View a markdown version of this page

Predict protein structures with ESMFold on Deadline Cloud - Deadline Cloud

Predict protein structures with ESMFold on Deadline Cloud

The esmfold_predict job bundle runs protein structure prediction with ESMFold (Meta's facebook/esmfold_v1, MIT license). The bundle takes a FASTA file as input and produces a .pdb file per sequence as output, along with confidence metrics and an optional validation report against experimental reference structures.

The job runs four steps:

  1. Parse the input FASTA, validate sequences (up to 1024 amino acids, standard residues plus X), and split records across worker tasks.

  2. Run ESMFold inference on each batch of sequences on GPU.

  3. Render a backbone trace image of each predicted structure, colored by per-residue pLDDT confidence.

  4. Optional: when you supply a directory of experimental reference PDBs, compute TM-score, RMSD, and a per-residue pLDDT/error calibration plot.

The bundle requires a farm with an NVIDIA GPU service-managed fleet (A10G, L4, or A100; at least 16 GB VRAM and 16 GB system RAM) and a queue with a conda queue environment that consumes the CondaPackages and CondaChannels job parameters. The fastest setup is the cuda_farm AWS CloudFormation (CloudFormation) template. Amazon Elastic Compute Cloud (Amazon EC2) GPU instances are gated by per-region vCPU quotas; if your fleet doesn't scale up, request an increase for Running On-Demand G and VT instances in the Service Quotas console.

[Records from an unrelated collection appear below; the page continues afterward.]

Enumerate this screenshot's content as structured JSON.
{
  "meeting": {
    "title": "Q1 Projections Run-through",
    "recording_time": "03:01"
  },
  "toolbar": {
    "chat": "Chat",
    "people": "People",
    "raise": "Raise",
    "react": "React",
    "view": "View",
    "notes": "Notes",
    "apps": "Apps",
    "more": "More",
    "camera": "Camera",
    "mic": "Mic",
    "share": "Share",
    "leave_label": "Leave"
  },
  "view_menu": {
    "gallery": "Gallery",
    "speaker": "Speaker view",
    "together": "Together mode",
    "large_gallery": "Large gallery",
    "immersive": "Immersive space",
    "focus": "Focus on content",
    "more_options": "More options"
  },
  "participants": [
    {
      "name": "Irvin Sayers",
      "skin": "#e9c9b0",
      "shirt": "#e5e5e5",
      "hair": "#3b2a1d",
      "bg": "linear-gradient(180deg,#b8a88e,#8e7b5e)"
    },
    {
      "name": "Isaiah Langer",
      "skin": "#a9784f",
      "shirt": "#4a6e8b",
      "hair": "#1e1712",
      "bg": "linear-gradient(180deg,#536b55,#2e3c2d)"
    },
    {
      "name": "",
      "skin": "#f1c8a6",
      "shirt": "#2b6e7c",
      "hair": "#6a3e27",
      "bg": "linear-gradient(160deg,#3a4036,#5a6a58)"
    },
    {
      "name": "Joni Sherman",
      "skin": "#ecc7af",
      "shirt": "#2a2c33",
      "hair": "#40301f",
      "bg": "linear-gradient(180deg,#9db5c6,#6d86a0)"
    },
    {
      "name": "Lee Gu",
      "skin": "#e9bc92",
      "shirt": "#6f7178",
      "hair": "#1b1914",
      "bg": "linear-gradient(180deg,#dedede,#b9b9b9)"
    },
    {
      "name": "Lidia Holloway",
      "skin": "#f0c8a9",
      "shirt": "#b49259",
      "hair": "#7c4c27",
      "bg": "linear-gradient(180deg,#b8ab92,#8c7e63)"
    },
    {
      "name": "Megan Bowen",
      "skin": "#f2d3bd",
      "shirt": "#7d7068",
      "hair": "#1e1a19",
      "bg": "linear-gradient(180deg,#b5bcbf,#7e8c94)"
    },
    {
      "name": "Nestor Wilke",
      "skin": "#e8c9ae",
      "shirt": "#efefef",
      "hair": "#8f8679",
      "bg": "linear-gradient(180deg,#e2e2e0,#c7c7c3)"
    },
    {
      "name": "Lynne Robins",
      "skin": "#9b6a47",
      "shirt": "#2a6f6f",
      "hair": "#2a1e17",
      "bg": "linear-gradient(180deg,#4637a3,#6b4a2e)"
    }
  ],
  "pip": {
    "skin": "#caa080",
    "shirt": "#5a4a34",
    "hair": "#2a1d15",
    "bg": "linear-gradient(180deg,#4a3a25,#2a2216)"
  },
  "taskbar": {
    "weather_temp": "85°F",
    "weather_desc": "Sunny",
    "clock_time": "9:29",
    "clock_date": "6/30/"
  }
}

Submit the demo, which folds three short benchmark proteins (Trp-cage variants 1L2Y and 2JOF, and villin headpiece 1VII):

deadline bundle submit ./job_bundles/esmfold_predict/ \ -p InputFasta=./job_bundles/esmfold_predict/sample_inputs/demo.fasta

The first fold on a fresh worker downloads the 5.2 GB facebook/esmfold_v1 weights into <OutputDir>/.hf_cache/ (about three minutes on a g5.2xlarge). Subsequent fold tasks in the same job reuse the cache.

To validate predictions against experimental references, place <seq_id>.pdb files in a directory and pass it as ReferencePdbDir. The Validate step writes validation.csv and a per-sequence calibration.png.